Stephen Riddle, CEO of Asbury Carbons, a commercial graphite producer for 119 years, characterizes the graphite boom as old wine in new bottles. “We experienced the same thing in the 1980s,” he says. “Back then it was due to the refractory industry starting to consume flake graphite. Many of the graphite deposits in Canada have been around for longer than I’ve been alive, and they’ve been through three or four different names. Take this deposit now called Northern Graphite V.NGC. Five years ago, its Bissett Creek Deposit was called Industrial Minerals; 25 years ago, it was called Princeton Resources; and 40 years ago, it was called something else.”
The deal with Graphene Labs sets us apart from our competitors because there is an enduser involved. We’re going to have a customer for the next two years, and we’re going to be able to participate financially in the upside of graphene. And we’re no longer competing with industrial graphite plays. We saw the facts of graphite supply and demand, and they told us we had to change—Paul Gill
Riddle, who has been something of a mentor to Gill, argues that the explosive growth in graphite companies was based on fundamental misconceptions about graphite itself. “The total graphite industry worldwide is about $13 billion to $13.5 billion, but about a billion of this has nothing to do with graphite powder or granular materials. Even though it is graphite, it’s not graphite related to what Lomiko or any of these mining companies are involved in, which is natural flake. Somebody writes an article, and says, look at the new Boeing jet, it has 80% graphite carbon fibres in it. But there is no natural-flake graphite used in making carbon fibres.”

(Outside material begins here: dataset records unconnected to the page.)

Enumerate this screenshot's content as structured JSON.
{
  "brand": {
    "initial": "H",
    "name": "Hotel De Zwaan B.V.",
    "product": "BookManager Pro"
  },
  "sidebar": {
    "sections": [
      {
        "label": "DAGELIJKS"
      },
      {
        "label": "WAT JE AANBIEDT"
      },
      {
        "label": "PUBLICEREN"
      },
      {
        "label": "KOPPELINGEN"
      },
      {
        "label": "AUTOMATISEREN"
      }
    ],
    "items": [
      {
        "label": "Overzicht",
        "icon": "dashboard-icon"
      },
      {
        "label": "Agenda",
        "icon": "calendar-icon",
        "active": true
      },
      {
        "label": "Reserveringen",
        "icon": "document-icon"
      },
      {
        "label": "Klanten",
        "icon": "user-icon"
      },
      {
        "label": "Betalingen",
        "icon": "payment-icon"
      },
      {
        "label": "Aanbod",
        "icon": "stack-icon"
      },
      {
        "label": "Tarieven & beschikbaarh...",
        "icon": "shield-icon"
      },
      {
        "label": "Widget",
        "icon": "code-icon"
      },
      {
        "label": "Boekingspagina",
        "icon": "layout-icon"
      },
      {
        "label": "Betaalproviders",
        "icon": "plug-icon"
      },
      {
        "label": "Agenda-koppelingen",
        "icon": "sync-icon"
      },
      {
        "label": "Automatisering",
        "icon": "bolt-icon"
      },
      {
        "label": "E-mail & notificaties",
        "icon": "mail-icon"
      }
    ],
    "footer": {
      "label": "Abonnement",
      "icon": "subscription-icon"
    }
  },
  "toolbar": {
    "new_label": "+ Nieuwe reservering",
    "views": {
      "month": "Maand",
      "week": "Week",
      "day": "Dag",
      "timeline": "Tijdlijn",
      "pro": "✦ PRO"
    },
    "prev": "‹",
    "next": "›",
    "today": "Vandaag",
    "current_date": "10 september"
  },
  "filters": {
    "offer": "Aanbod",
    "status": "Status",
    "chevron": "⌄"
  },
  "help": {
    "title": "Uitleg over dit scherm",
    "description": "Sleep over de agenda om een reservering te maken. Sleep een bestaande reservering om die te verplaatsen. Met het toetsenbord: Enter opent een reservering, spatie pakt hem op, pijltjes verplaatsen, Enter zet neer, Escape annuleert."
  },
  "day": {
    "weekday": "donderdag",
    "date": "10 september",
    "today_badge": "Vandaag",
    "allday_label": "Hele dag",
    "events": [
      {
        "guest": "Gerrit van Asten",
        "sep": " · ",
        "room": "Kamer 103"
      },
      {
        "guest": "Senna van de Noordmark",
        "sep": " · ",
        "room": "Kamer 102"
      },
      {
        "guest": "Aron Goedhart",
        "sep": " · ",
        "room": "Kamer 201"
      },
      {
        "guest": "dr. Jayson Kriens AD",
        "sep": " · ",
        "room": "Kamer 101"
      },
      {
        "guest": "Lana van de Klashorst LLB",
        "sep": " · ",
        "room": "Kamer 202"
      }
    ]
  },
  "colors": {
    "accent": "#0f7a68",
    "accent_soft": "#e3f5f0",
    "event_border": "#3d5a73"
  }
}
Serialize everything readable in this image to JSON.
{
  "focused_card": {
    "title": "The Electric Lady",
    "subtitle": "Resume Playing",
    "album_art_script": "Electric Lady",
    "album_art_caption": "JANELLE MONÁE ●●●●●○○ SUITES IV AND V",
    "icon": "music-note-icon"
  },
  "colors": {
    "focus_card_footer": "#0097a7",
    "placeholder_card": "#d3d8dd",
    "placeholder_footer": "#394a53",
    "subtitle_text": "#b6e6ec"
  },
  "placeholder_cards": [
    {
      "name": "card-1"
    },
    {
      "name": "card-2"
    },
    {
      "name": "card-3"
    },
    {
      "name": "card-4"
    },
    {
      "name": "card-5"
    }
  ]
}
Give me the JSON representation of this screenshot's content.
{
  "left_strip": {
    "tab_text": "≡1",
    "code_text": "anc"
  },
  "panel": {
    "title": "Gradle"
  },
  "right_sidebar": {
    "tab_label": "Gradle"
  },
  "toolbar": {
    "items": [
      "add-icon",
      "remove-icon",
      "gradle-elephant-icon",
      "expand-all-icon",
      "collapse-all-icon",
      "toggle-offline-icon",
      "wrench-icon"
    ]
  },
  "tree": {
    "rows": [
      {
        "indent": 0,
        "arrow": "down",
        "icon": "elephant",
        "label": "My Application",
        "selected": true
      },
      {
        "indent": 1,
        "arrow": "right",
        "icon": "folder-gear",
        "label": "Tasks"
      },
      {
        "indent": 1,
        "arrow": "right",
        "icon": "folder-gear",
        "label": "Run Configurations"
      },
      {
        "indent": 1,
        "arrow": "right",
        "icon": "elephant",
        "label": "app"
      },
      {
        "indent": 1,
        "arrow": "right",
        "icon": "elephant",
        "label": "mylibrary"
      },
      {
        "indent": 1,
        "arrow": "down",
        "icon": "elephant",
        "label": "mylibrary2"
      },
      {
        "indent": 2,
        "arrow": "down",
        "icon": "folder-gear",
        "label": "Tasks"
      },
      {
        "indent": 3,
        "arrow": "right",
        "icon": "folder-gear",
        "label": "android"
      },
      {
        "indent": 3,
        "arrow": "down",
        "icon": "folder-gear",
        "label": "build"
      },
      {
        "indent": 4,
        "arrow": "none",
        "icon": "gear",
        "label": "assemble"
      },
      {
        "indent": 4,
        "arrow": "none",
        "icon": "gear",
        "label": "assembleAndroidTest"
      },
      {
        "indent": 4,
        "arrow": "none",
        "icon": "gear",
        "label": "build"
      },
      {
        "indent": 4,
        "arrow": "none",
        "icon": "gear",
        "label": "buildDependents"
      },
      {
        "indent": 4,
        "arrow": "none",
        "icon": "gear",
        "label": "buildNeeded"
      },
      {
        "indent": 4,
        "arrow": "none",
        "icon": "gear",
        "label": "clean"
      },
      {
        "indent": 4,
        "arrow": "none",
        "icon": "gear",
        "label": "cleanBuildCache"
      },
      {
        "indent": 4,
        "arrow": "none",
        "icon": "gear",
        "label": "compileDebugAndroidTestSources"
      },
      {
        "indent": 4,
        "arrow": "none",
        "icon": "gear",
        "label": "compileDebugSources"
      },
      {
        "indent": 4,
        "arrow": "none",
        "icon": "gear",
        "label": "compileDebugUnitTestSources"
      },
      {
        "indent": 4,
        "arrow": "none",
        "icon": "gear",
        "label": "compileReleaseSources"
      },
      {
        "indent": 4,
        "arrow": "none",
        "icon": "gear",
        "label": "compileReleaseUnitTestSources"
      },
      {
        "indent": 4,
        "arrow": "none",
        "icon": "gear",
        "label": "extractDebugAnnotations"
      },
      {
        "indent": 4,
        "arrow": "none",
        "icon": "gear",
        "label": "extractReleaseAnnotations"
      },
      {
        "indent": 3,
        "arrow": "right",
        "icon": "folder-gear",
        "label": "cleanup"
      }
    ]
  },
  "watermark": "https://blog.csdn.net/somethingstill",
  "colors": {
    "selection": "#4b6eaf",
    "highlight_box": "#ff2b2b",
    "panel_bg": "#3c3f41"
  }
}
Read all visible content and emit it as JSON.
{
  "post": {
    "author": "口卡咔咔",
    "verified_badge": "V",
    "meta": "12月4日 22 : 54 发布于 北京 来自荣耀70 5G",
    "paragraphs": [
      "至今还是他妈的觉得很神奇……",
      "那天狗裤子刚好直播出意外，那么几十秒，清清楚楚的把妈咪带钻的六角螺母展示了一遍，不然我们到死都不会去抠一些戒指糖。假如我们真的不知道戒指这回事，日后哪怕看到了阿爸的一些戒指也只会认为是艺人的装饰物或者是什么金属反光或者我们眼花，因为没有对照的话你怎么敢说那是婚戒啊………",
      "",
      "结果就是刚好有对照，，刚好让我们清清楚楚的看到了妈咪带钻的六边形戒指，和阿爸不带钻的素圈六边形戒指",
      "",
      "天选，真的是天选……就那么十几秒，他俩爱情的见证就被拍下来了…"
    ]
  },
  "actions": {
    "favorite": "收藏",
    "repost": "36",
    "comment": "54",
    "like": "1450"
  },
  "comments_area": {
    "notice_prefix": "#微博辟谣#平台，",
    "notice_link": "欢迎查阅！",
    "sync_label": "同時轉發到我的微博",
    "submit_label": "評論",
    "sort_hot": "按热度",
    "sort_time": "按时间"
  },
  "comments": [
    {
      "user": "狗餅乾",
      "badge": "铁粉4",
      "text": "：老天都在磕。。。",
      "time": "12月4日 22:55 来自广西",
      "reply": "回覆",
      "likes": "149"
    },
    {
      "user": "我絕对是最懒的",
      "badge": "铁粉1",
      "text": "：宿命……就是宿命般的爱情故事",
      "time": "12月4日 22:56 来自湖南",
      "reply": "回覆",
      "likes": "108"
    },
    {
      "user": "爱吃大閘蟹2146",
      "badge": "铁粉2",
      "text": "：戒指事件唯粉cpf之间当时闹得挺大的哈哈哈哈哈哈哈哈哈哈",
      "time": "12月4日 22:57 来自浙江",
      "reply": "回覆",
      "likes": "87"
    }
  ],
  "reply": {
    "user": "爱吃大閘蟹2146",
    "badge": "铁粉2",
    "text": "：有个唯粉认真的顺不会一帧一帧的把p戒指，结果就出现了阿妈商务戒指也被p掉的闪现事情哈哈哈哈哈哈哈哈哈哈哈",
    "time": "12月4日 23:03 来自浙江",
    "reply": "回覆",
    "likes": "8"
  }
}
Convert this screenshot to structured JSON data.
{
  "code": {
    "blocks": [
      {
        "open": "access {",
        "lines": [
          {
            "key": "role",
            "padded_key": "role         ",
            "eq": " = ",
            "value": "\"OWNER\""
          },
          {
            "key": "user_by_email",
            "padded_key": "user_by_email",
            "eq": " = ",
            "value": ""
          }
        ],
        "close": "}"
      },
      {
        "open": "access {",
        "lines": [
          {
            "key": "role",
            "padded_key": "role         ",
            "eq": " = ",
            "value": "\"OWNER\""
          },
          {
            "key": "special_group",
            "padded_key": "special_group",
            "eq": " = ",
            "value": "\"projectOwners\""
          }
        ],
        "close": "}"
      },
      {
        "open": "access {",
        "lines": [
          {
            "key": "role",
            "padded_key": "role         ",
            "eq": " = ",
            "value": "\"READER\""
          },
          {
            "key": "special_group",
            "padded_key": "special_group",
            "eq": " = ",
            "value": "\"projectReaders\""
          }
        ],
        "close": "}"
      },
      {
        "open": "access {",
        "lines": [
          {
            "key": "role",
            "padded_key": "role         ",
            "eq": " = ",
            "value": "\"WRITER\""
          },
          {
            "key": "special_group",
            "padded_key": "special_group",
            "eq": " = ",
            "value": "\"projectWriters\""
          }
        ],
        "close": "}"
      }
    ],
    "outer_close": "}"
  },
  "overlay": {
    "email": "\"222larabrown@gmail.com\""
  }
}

Riddle has a much higher opinion of the viability of a company like Zenyatta Ventures Ltd V.ZEN, which is engaged in purifying natural graphite to a grade that could replace synthetic graphite. Even there, however, there will be hurdles. He asks, “When will the battery companies be ready to make the switch? Why do they prefer to use synthetic graphite at a higher cost? Is it because they trust the controls of the synthetic graphite? Is it because right now the anode part of the battery isn’t their major cost area?”
Investment analyst John Kaiser is as skeptical as Riddle with regard to the growth prospects for natural-flake graphite juniors. As for graphene and vertical integration, “Graphene is a potential future use for graphite, but it’s a bit of a stretch to link graphene innovation to some graphite deposit somewhere in North America or elsewhere in the world. Graphene is a big company space with very intensive RD required. What are the juniors going to contribute to that equation?”
This is not a question Gill has pondered lightly. “We have to raise money,” he declares. “If we don’t capitalize Lomiko and Graphene Labs, we’re not going to go anywhere.” To Gill, it all comes down to a simple matter of risk versus reward. “We want to be at the high end of this space. That’s where the highest margin is. The deal with Graphene Labs sets us apart from our competitors because there is an enduser. We’re going to have a customer for the next two years, and we’re going to be able to participate financially in the upside of graphene. And we’re no longer competing with industrial graphite plays. We saw the facts of graphite supply and demand, and they told us we had to change.”
At press time, Lomiko had 66.9 million shares trading at $0.055 for a market cap of $3.7 million.